Follett is very patronizing in this historical fiction. He assumes that you have absoluetly no idea what happened in WWI and then puts his main characters in the way of important political leaders such as Woodrow Wilson, Lloyd George, and Kaiser Wilhelm II so that they can discuss everything that happens at great length. So for a person who knows all about WWI, this book is going to get a bit tedious, because the main goal of all the central characters is to talk about the war and the discions of the major world leaders. What it also does for me is dehumanize the characters. Sure, I understand that the war was at the foremost of everybody’s minds and that they talked about it at lot. Completely understandable. But I don’t like how all the characters do is pop in, have a great political debate, and then pop back out. Follett’s only way of giving the characters depth is by giving each of them a romantic interest, and then throughout the book have each of them say, “Oh, if only I could be with my true love!” and then go back to what they were doing.

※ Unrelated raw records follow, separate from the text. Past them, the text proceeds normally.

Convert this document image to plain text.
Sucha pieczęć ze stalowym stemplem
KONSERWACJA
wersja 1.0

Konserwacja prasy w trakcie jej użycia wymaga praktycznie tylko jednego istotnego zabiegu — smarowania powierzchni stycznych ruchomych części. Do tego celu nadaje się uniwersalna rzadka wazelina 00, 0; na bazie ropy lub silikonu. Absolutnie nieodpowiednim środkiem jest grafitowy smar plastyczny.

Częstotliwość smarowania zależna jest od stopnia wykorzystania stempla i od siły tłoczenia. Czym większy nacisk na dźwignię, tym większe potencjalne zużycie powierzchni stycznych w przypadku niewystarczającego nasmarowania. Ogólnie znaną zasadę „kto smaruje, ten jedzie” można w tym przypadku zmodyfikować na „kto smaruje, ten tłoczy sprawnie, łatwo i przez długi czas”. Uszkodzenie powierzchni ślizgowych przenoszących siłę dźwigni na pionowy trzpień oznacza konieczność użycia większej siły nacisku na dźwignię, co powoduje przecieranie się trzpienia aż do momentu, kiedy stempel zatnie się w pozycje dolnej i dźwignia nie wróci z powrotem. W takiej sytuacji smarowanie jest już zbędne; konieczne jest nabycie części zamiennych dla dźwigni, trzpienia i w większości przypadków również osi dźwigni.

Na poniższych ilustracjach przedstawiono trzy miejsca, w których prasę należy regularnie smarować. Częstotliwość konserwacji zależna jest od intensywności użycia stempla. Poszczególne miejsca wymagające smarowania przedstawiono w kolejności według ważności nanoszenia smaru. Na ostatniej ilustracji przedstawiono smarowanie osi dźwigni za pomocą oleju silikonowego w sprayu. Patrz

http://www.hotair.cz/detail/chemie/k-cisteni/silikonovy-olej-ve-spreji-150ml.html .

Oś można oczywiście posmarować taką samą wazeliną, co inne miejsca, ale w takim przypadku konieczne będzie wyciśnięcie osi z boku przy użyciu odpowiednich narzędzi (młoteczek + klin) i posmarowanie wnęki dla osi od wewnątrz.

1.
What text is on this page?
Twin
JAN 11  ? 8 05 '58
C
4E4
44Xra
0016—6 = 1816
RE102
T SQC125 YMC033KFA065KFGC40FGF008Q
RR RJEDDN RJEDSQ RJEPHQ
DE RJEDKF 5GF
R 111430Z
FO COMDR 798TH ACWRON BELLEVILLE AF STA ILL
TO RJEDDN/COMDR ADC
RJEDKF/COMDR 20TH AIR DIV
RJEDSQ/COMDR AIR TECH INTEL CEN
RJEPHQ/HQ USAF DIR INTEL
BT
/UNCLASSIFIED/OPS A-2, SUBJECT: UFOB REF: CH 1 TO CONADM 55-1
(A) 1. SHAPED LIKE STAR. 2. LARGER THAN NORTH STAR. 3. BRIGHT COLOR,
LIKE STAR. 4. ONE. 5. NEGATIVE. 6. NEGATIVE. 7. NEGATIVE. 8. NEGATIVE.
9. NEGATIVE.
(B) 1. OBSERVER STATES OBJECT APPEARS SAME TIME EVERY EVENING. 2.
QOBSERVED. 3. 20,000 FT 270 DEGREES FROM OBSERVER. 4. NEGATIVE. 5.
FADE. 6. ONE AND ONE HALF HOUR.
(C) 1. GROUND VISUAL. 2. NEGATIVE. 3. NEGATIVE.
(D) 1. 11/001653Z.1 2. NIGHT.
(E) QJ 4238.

My favorite character in all these 900+ pages was Grigori Peshkov from St. Petersburg, Russia. I didn’t know that much about Russia before so I liked the history lesson as told from the viewpoint of a Russian middle-class worker. Follett follows Grigori as he helps his brother out of scrapes, saves a peasant woman from the police, and fails to avoid getting conscripted into the army. There were two problems with Grigori’s plotline, however. One, for the first five hundred pages or so, there were very few scenes about him, so I could hardly keep up with what he was doing, and then, later when he became a major revolutionary and then a comrade in the Red Army, it became too focused on his relationship with Lenin for me to care about him. Yeah, I still wanted to know the fate of Russia, but I couldn’t see it through Grigori’s impoverished eyes anymore. It was less about a man struggling with his lot in life and more about watching Lenin debate with other soviets over how they should manipulate people.
Follett got it right that people want to stick with a specific character to sympathize with a general situation. But what I don’t think he did right was stick these specific people is positions of power. We want to see the boys in the trenches, not the men back in the White House calling the shots.
All that to say, I really did like the book, and if you like Ken Follet and/or historical fiction, you will like it too. I just think it could have been done a little better. And in fewer pages.